Selon l'enquête de XXI, s'appuyant sur le témoignage d'un haut fonctionnaire ayant eu accès aux archives françaises (ouvertes en partie en avril 2015 par François Hollande), l'opération Turquoise aurait permis d'acheminer des armes aux forces du gouvernement génocidaire alors en plein débâcle face au FPR, en violation de l’embargo sur les armes décrété par les Nations unies un mois plus tôt. Une affirmation qui vient corroborer la thèse que la France, sous couvert de sauver les populations tutsies, aurait voulu sauver un régime qu'elle a longtemps soutenu. Ce réarmement aurait été validé par une note manuscrite d'Hubert Védrine: "Elle disait qu'il fallait s'en tenir aux directives fixées, donc réarmer les Hutus", explique Patrick de Saint-Exupéry. Et d'ajouter que "le 16 avril 2014, entendu devant la commission de la défense de l'Assemblée nationale, Hubert Védrine a dit, je cite: +Ce n'est pas la peine de découvrir sur un ton outragé qu'il y a eu des livraisons qui ont continué (…). Cela n'a rien à voir avec le génocide+".

Selon le journal Le Monde, un ancien officier de l’armée de terre, Guillaume Ancel, déployé au Rwanda dans le cadre de l’opération Turquoise, confirme ces accusations. Il affirme avoir vu la réalisation d’une de ces livraisons dans la deuxième quinzaine de juillet 1994. "Le commandant adjoint de Turquoise sur la base de Cyangugu m’a demandé de retenir l’attention de journalistes pour laisser passer un convoi d’armes vers le Zaïre. (…) Il y avait une dizaine de camions chargés de containers. (…) J’étais effaré que nous fassions cela alors que nous les avions en partie désarmés et que nous savions qu’ils avaient du sang jusqu’au cou", fait-il savoir.

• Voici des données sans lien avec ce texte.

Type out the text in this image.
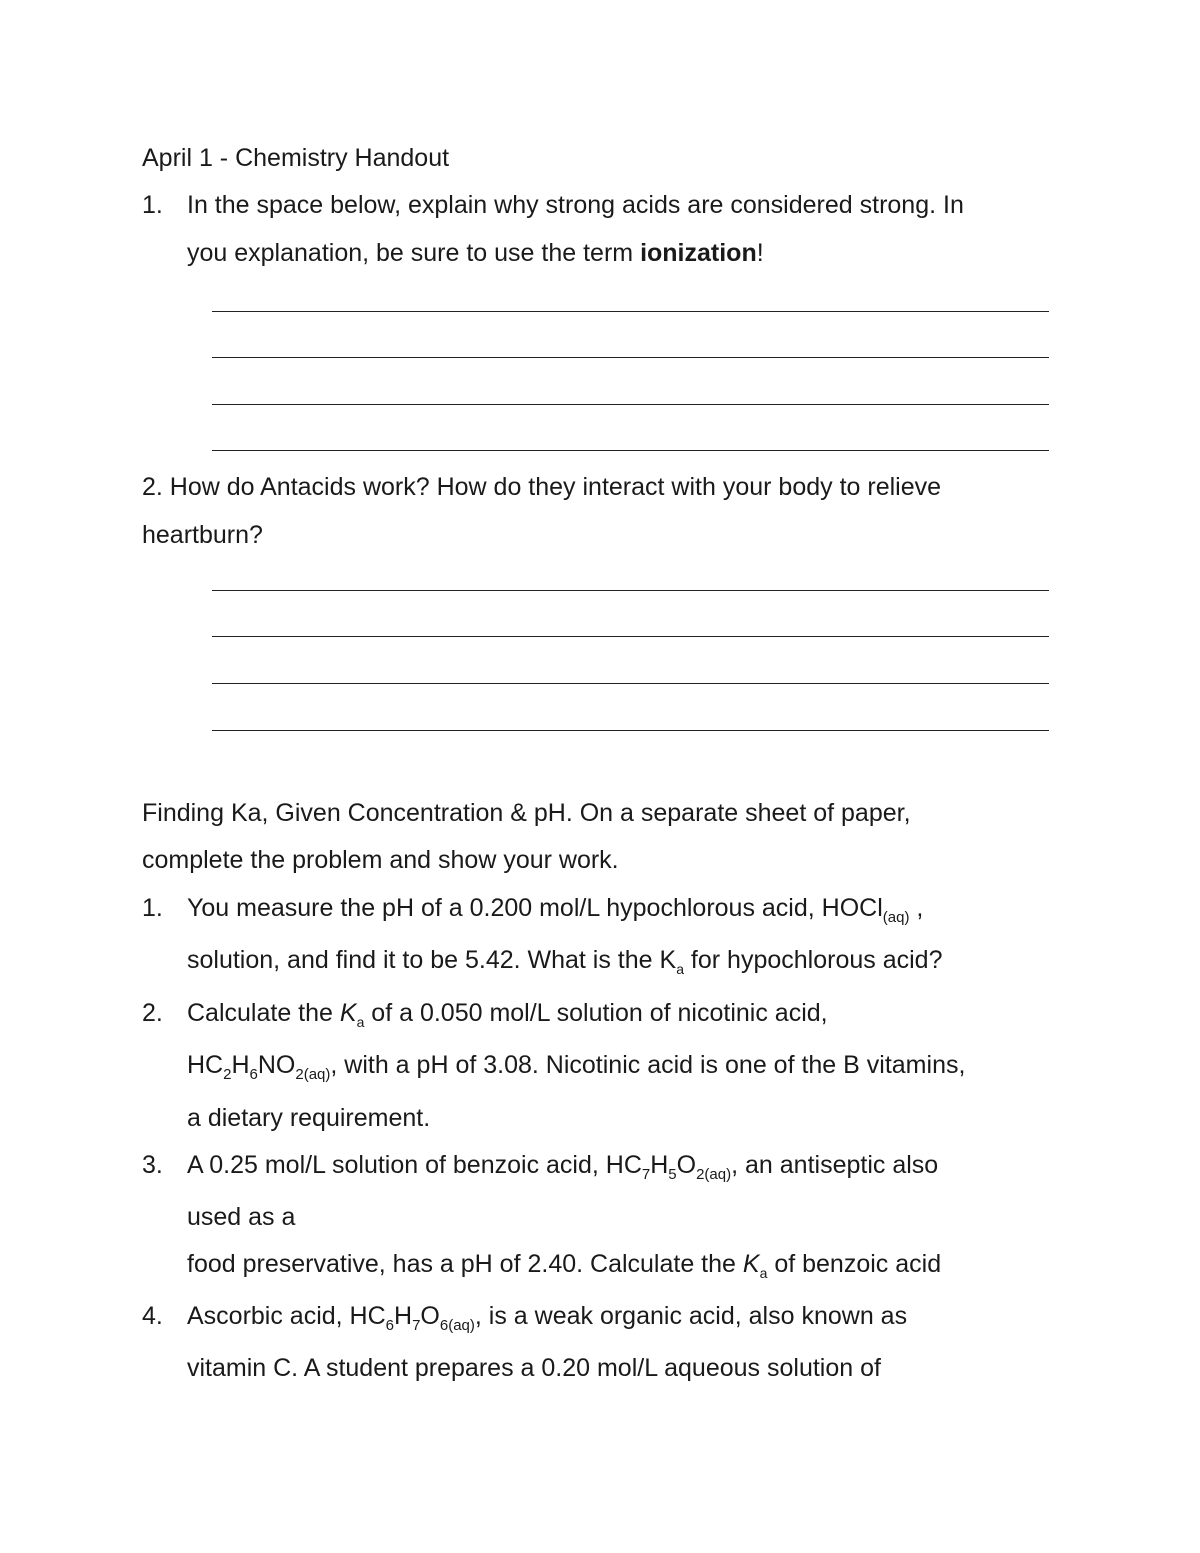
April 1 - Chemistry Handout
1. In the space below, explain why strong acids are considered strong. In
you explanation, be sure to use the term ionization!
2. How do Antacids work? How do they interact with your body to relieve
heartburn?
Finding Ka, Given Concentration & pH. On a separate sheet of paper,
complete the problem and show your work.
1. You measure the pH of a 0.200 mol/L hypochlorous acid, HOCl$_{(aq)}$ ,
solution, and find it to be 5.42. What is the $K_a$ for hypochlorous acid?
2. Calculate the $K_a$ of a 0.050 mol/L solution of nicotinic acid,
$HC_2H_6NO_{2(aq)}$, with a pH of 3.08. Nicotinic acid is one of the B vitamins,
a dietary requirement.
3. A 0.25 mol/L solution of benzoic acid, $HC_7H_5O_{2(aq)}$, an antiseptic also
used as a
food preservative, has a pH of 2.40. Calculate the $K_a$ of benzoic acid
4. Ascorbic acid, $HC_6H_7O_{6(aq)}$, is a weak organic acid, also known as
vitamin C. A student prepares a 0.20 mol/L aqueous solution of
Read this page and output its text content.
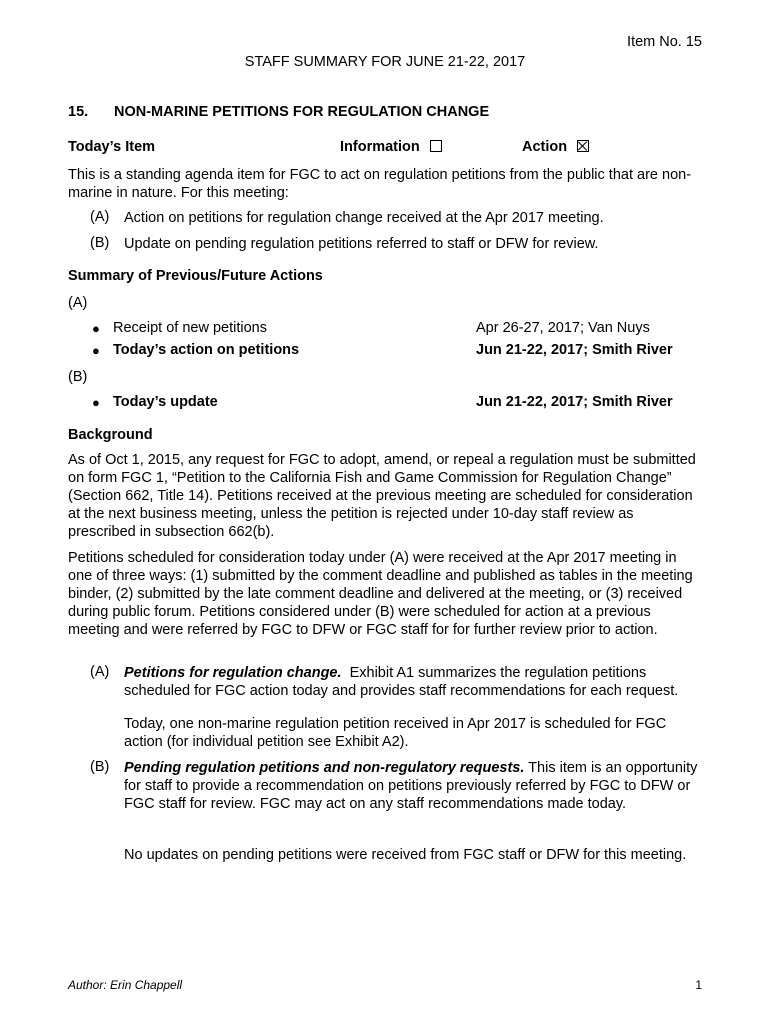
Item No. 15
STAFF SUMMARY FOR JUNE 21-22, 2017
15. NON-MARINE PETITIONS FOR REGULATION CHANGE
Today’s Item	Information	Action
This is a standing agenda item for FGC to act on regulation petitions from the public that are non-marine in nature. For this meeting:
(A) Action on petitions for regulation change received at the Apr 2017 meeting.
(B) Update on pending regulation petitions referred to staff or DFW for review.
Summary of Previous/Future Actions
(A)
● Receipt of new petitions	Apr 26-27, 2017; Van Nuys
● Today’s action on petitions	Jun 21-22, 2017; Smith River
(B)
● Today’s update	Jun 21-22, 2017; Smith River
Background
As of Oct 1, 2015, any request for FGC to adopt, amend, or repeal a regulation must be submitted on form FGC 1, “Petition to the California Fish and Game Commission for Regulation Change” (Section 662, Title 14). Petitions received at the previous meeting are scheduled for consideration at the next business meeting, unless the petition is rejected under 10-day staff review as prescribed in subsection 662(b).
Petitions scheduled for consideration today under (A) were received at the Apr 2017 meeting in one of three ways: (1) submitted by the comment deadline and published as tables in the meeting binder, (2) submitted by the late comment deadline and delivered at the meeting, or (3) received during public forum. Petitions considered under (B) were scheduled for action at a previous meeting and were referred by FGC to DFW or FGC staff for for further review prior to action.
(A) Petitions for regulation change. Exhibit A1 summarizes the regulation petitions scheduled for FGC action today and provides staff recommendations for each request.
Today, one non-marine regulation petition received in Apr 2017 is scheduled for FGC action (for individual petition see Exhibit A2).
(B) Pending regulation petitions and non-regulatory requests. This item is an opportunity for staff to provide a recommendation on petitions previously referred by FGC to DFW or FGC staff for review. FGC may act on any staff recommendations made today.
No updates on pending petitions were received from FGC staff or DFW for this meeting.
Author: Erin Chappell	1
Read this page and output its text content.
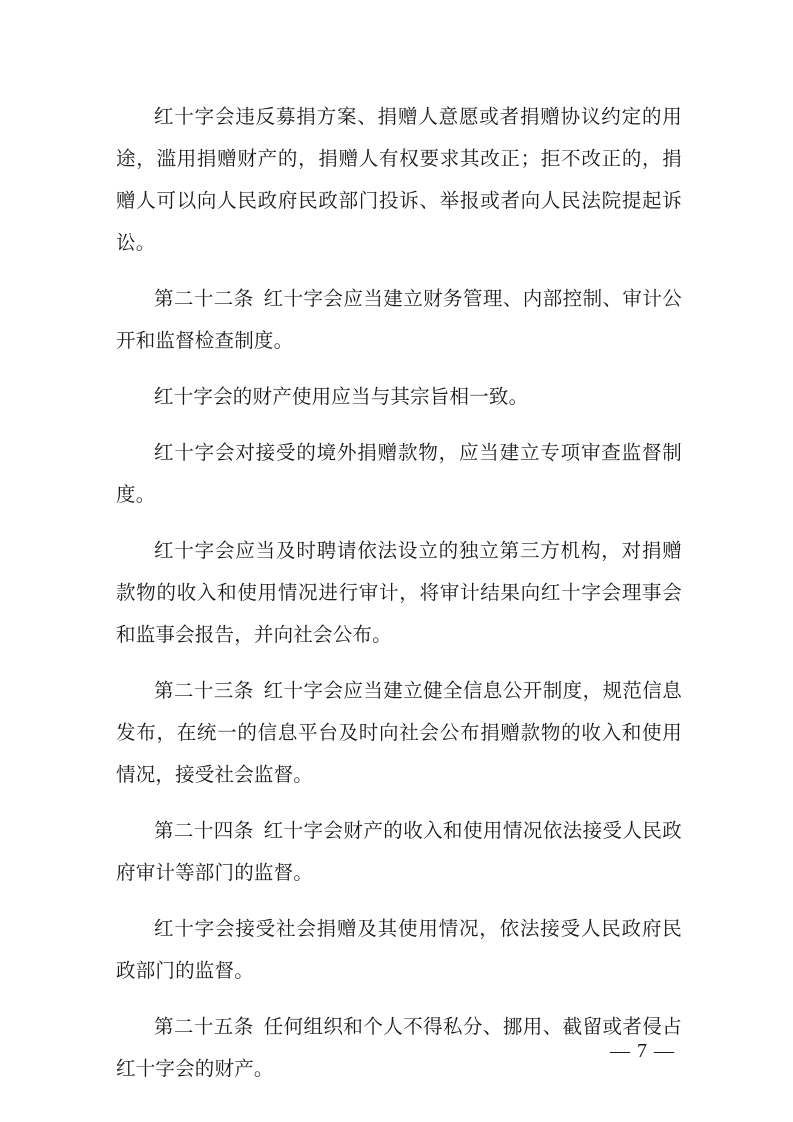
红十字会违反募捐方案、捐赠人意愿或者捐赠协议约定的用途，滥用捐赠财产的，捐赠人有权要求其改正；拒不改正的，捐赠人可以向人民政府民政部门投诉、举报或者向人民法院提起诉讼。

第二十二条 红十字会应当建立财务管理、内部控制、审计公开和监督检查制度。

红十字会的财产使用应当与其宗旨相一致。

红十字会对接受的境外捐赠款物，应当建立专项审查监督制度。

红十字会应当及时聘请依法设立的独立第三方机构，对捐赠款物的收入和使用情况进行审计，将审计结果向红十字会理事会和监事会报告，并向社会公布。

第二十三条 红十字会应当建立健全信息公开制度，规范信息发布，在统一的信息平台及时向社会公布捐赠款物的收入和使用情况，接受社会监督。

第二十四条 红十字会财产的收入和使用情况依法接受人民政府审计等部门的监督。

红十字会接受社会捐赠及其使用情况，依法接受人民政府民政部门的监督。

第二十五条 任何组织和个人不得私分、挪用、截留或者侵占红十字会的财产。

— 7 —
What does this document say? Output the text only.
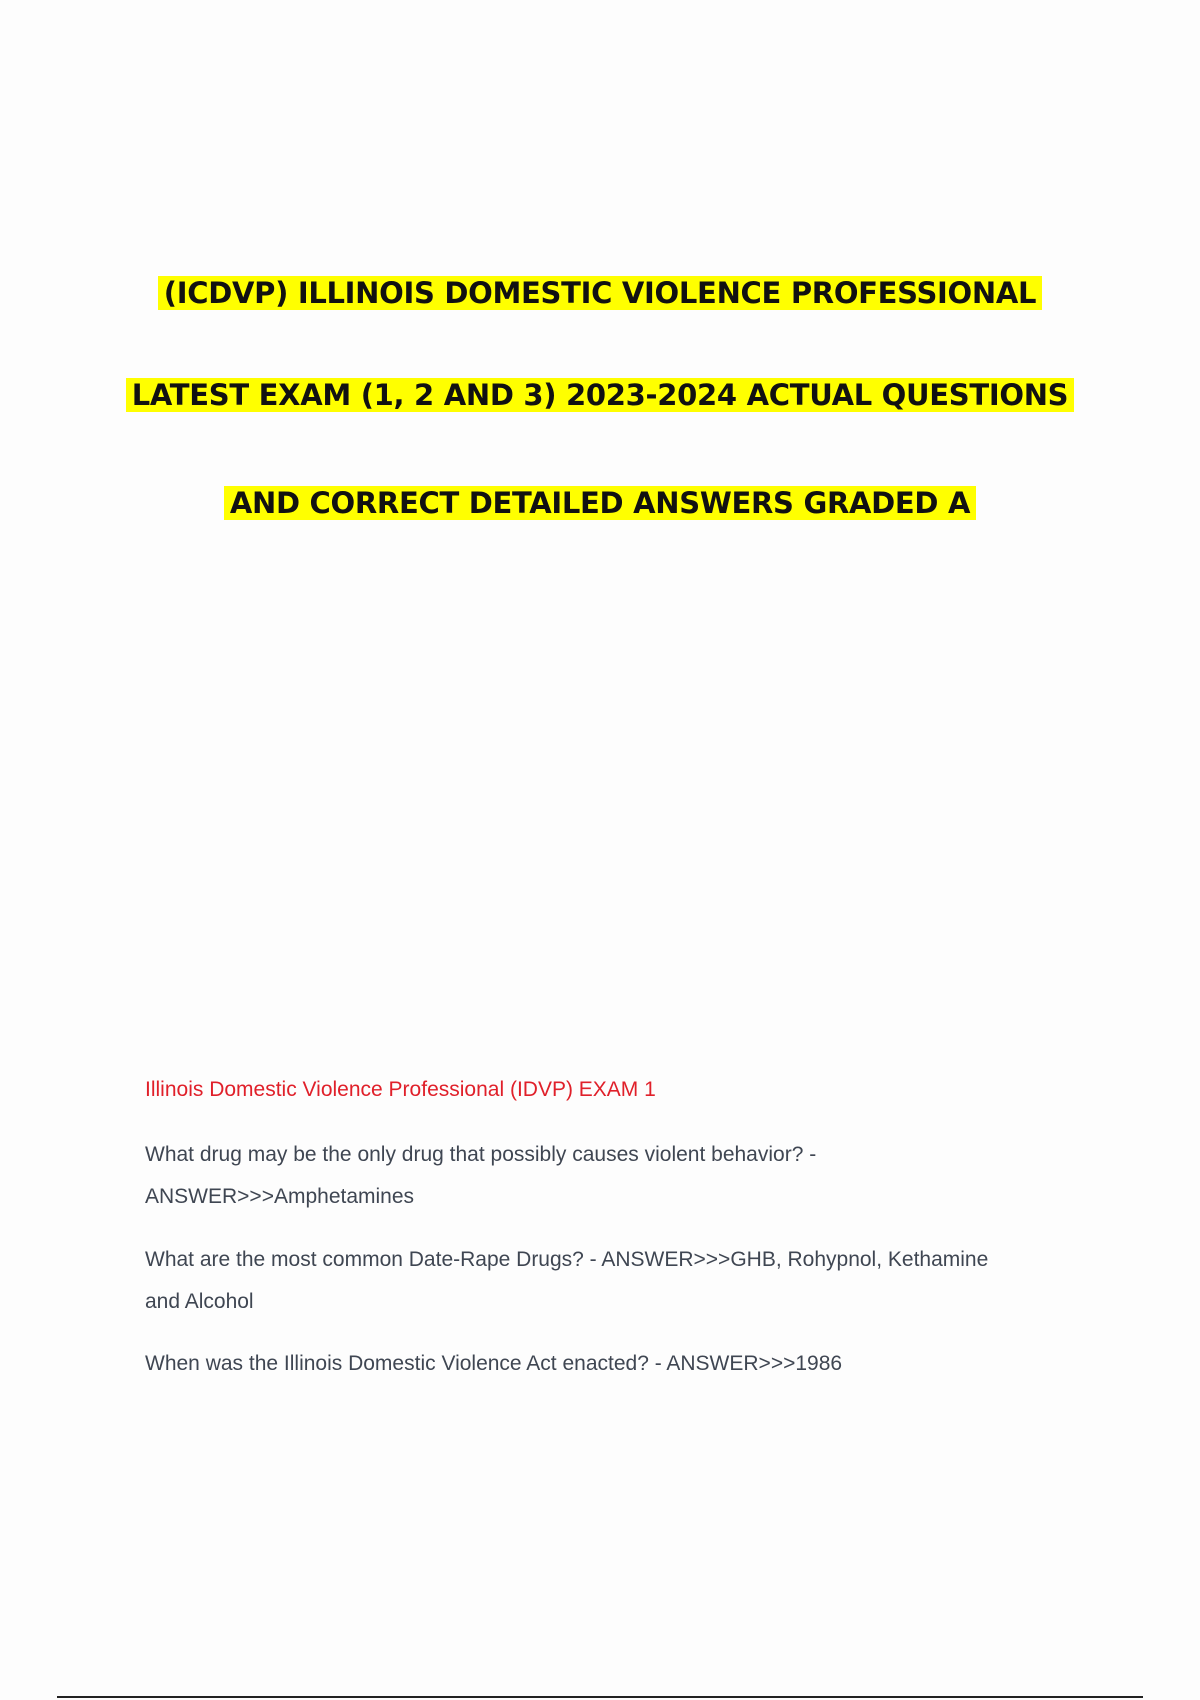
(ICDVP) ILLINOIS DOMESTIC VIOLENCE PROFESSIONAL
LATEST EXAM (1, 2 AND 3) 2023-2024 ACTUAL QUESTIONS
AND CORRECT DETAILED ANSWERS GRADED A

Illinois Domestic Violence Professional (IDVP) EXAM 1

What drug may be the only drug that possibly causes violent behavior? - ANSWER>>>Amphetamines

What are the most common Date-Rape Drugs? - ANSWER>>>GHB, Rohypnol, Kethamine and Alcohol

When was the Illinois Domestic Violence Act enacted? - ANSWER>>>1986
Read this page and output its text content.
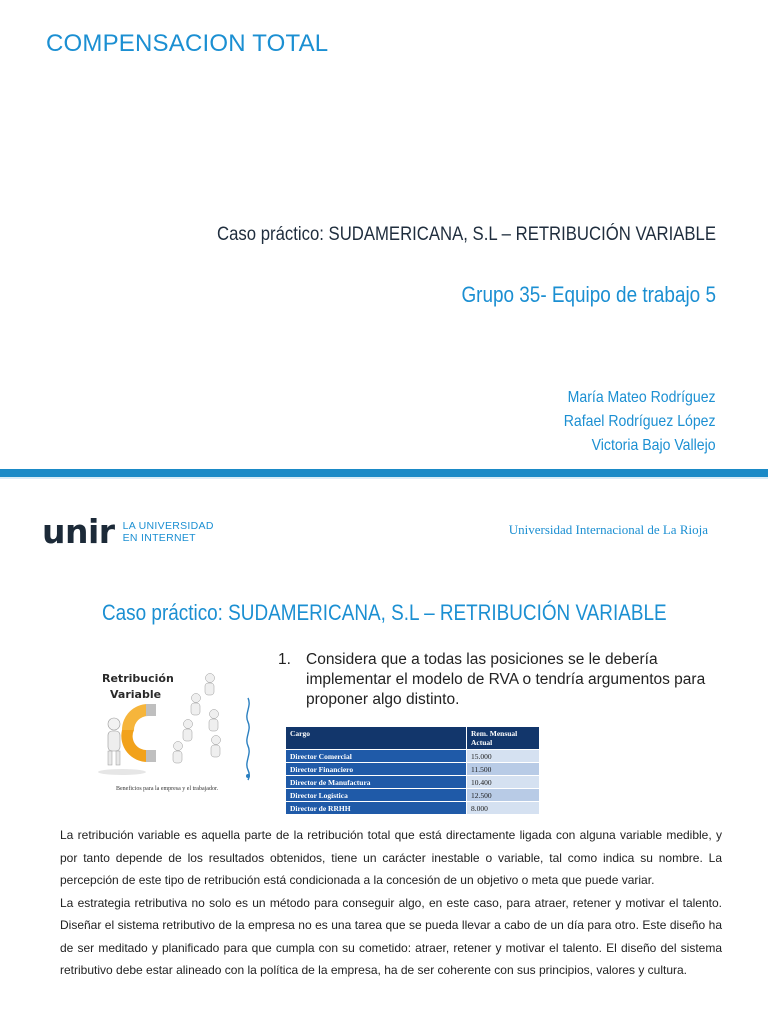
COMPENSACION TOTAL
Caso práctico: SUDAMERICANA, S.L – RETRIBUCIÓN VARIABLE
Grupo 35- Equipo de trabajo 5
María Mateo Rodríguez
Rafael Rodríguez López
Victoria Bajo Vallejo
unir LA UNIVERSIDAD
EN INTERNET
Universidad Internacional de La Rioja
Caso práctico: SUDAMERICANA, S.L – RETRIBUCIÓN VARIABLE
Retribución
Variable
Beneficios para la empresa y el trabajador.
1. Considera que a todas las posiciones se le debería implementar el modelo de RVA o tendría argumentos para proponer algo distinto.
Cargo	Rem. Mensual Actual
Director Comercial	15.000
Director Financiero	11.500
Director de Manufactura	10.400
Director Logística	12.500
Director de RRHH	8.000

La retribución variable es aquella parte de la retribución total que está directamente ligada con alguna variable medible, y por tanto depende de los resultados obtenidos, tiene un carácter inestable o variable, tal como indica su nombre. La percepción de este tipo de retribución está condicionada a la concesión de un objetivo o meta que puede variar.

La estrategia retributiva no solo es un método para conseguir algo, en este caso, para atraer, retener y motivar el talento. Diseñar el sistema retributivo de la empresa no es una tarea que se pueda llevar a cabo de un día para otro. Este diseño ha de ser meditado y planificado para que cumpla con su cometido: atraer, retener y motivar el talento. El diseño del sistema retributivo debe estar alineado con la política de la empresa, ha de ser coherente con sus principios, valores y cultura.
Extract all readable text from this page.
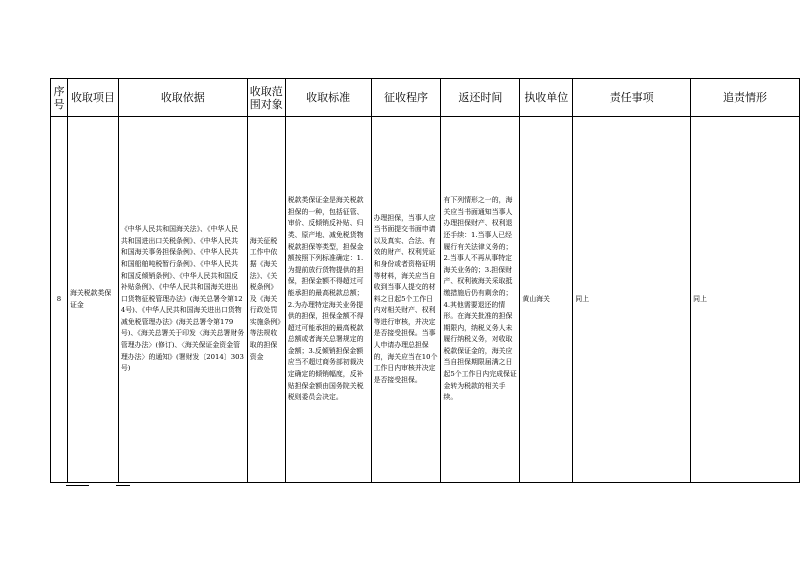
序号	收取项目	收取依据	收取范围对象	收取标准	征收程序	返还时间	执收单位	责任事项	追责情形

8	海关税款类保证金	《中华人民共和国海关法》、《中华人民共和国进出口关税条例》、《中华人民共和国海关事务担保条例》、《中华人民共和国船舶吨税暂行条例》、《中华人民共和国反倾销条例》、《中华人民共和国反补贴条例》、《中华人民共和国海关进出口货物征税管理办法》(海关总署令第124号)、《中华人民共和国海关进出口货物减免税管理办法》(海关总署令第179号)、《海关总署关于印发〈海关总署财务管理办法〉(修订)、〈海关保证金资金管理办法〉的通知》(署财发〔2014〕303号)	海关征税工作中依据《海关法》、《关税条例》及《海关行政处罚实施条例》等法规收取的担保资金	税款类保证金是海关税款担保的一种，包括征管、审价、反倾销反补贴、归类、原产地、减免税货物税款担保等类型，担保金额按照下列标准确定：1.为提前放行货物提供的担保，担保金额不得超过可能承担的最高税款总额；2.为办理特定海关业务提供的担保，担保金额不得超过可能承担的最高税款总额或者海关总署规定的金额；3.反倾销担保金额应当不超过商务部初裁决定确定的倾销幅度，反补贴担保金额由国务院关税税则委员会决定。	办理担保，当事人应当书面提交书面申请以及真实、合法、有效的财产、权利凭证和身份或者资格证明等材料，海关应当自收到当事人提交的材料之日起5个工作日内对相关财产、权利等进行审核，并决定是否接受担保。当事人申请办理总担保的，海关应当在10个工作日内审核并决定是否接受担保。	有下列情形之一的，海关应当书面通知当事人办理担保财产、权利退还手续：1.当事人已经履行有关法律义务的；2.当事人不再从事特定海关业务的；3.担保财产、权利被海关采取抵缴措施后仍有剩余的；4.其他需要退还的情形。在海关批准的担保期限内，纳税义务人未履行纳税义务，对收取税款保证金的，海关应当自担保期限届满之日起5个工作日内完成保证金转为税款的相关手续。	黄山海关	同上	同上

Par ailleurs, l'Etat français est régulièrement accusé par le président Kagame et les associations de victimes du génocide d'avoir apporté un soutien logistique, militaire et financier au régime de Juvenal Habyarimana et d'avoir facilité l'exfiltration de hauts dignitaires du régime génocidaire alors que ceux-ci perdaient le conflit qui les opposaient aux rebelles du FPR.

En une centaine de jours, entre avril et juillet 1994, quelque 800.000 personnes, essentiellement issues de la minorité tutsie, ont été tuées selon l'ONU. Les répercutions de ce conflit ont été catastrophiques pour la région des Grands Lacs, notamment dans l'est de la République démocratique du Congo où les massacres liés au génocide se sont poursuivis pendant de longues années.